Une fuite dans le circuit primaire créée par le tremblement de terre constatée par le personnel
Les relevés publiés par Tepco semblèrent par la suite confirmer qu'une fuite dans le circuit de refroidissement primaire avait impliqué le démarrage automatique des circuits de secours A et B ; le système d'extinction d'incendie de l'enceinte de confinement s'était ensuite mis en service ce qui ne pouvait se produire qu'en ultime recours d'après l'un des ingénieurs ayant bâti la centrale. Il semble donc prouvé qu'à 15h37, quand le tsunami frappa le site, au moins l'un voire plusieurs des réacteurs étaient déjà entré dans une phase accidentelle sévère. De nombreux témoignages d'anciens travailleurs employés sur ce site font d'ailleurs état de procédures de maintenance et de contrôle non respectées au fil des années sur le site de Fukushima Daiichi.
La procédure ultime d'injection d'eau de mer employée trop tard car elle signait la mort des réacteurs impliqués
Alors que cette procédure devait être démarrée bien plus tôt, il semble que l'injection d'eau de mer dans les cuves des réacteurs n'ait en fait été initiée qu'après la première explosion d'hydrogène, soit le 12 mars vers 20 heures alors que le Directeur du site avait prévenu les dirigeants de l'entreprise Tepco dès le matin du même 12 mars qu'il était impératif de la lancer le plus tôt possible. Ce temps de latence a probablement été induit par une forte réticence de Tepco à saborder ainsi des réacteurs tant que toutes les autres procédures permettant de sauver le matériel n'avaient pas été achevées.

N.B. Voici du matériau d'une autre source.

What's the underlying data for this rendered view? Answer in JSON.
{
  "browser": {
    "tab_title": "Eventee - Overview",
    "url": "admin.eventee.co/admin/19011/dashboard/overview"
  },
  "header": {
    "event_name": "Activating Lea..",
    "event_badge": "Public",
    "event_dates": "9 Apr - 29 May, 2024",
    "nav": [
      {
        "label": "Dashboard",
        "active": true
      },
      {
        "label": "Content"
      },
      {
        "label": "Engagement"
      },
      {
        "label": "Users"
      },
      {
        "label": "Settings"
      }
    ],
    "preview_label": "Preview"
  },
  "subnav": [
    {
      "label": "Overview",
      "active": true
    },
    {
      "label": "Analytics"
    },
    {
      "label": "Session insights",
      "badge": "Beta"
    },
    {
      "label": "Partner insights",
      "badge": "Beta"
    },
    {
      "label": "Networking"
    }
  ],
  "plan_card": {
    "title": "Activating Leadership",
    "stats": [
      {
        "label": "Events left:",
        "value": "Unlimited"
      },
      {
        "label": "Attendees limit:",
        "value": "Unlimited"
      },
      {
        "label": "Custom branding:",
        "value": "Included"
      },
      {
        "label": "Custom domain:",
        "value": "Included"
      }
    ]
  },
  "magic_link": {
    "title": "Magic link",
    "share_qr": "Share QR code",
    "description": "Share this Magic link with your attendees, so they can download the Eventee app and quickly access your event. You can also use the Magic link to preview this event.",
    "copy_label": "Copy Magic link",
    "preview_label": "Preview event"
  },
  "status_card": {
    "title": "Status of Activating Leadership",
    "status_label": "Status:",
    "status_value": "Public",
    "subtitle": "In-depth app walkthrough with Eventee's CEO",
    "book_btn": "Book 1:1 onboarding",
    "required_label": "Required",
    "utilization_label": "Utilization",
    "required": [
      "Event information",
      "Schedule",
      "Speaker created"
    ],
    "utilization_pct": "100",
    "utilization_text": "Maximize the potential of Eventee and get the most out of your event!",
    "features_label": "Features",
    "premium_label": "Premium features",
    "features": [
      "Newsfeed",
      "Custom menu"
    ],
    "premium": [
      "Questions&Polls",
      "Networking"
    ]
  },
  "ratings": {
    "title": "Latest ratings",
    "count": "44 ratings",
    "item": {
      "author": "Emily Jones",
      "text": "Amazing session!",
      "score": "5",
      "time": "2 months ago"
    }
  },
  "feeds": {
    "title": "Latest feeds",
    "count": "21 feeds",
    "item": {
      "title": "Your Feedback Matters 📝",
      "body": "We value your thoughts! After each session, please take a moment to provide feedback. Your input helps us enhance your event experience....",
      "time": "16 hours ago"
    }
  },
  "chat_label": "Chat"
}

La confession tardive de Tepco sur la chronologie réelle confirme finalement la fragilité des installations de ce type en production dans des zones sismiques
Vers la fin mars, Tepco a reconnu dans un rapport intitulé "Etat du coeur du réacteur n°. 1 de Fukushima-Daiichi" que des dégâts avaient bien été constatés avant l'arrivée du tsunami avec notamment des conduits et tuyauteries brisés par le séisme. Ce rapport confirme donc que des tremblements de terre importants peuvent engendrer des accidents sévères dans ce type de réacteur et devrait donc impliquer logiquement la fin rapide de leur exploitation. Personne ne sait précisément à ce jour si les dégâts créés par le séisme auraient suffi à conduire l'accident jusqu'au niveau de la fusion d'un ou de plusieurs coeurs mais les données communiquées tardivement par Tepco et les différents témoignages de première main recueillis semblent confirmer a minima que ces dommages étaient très importants.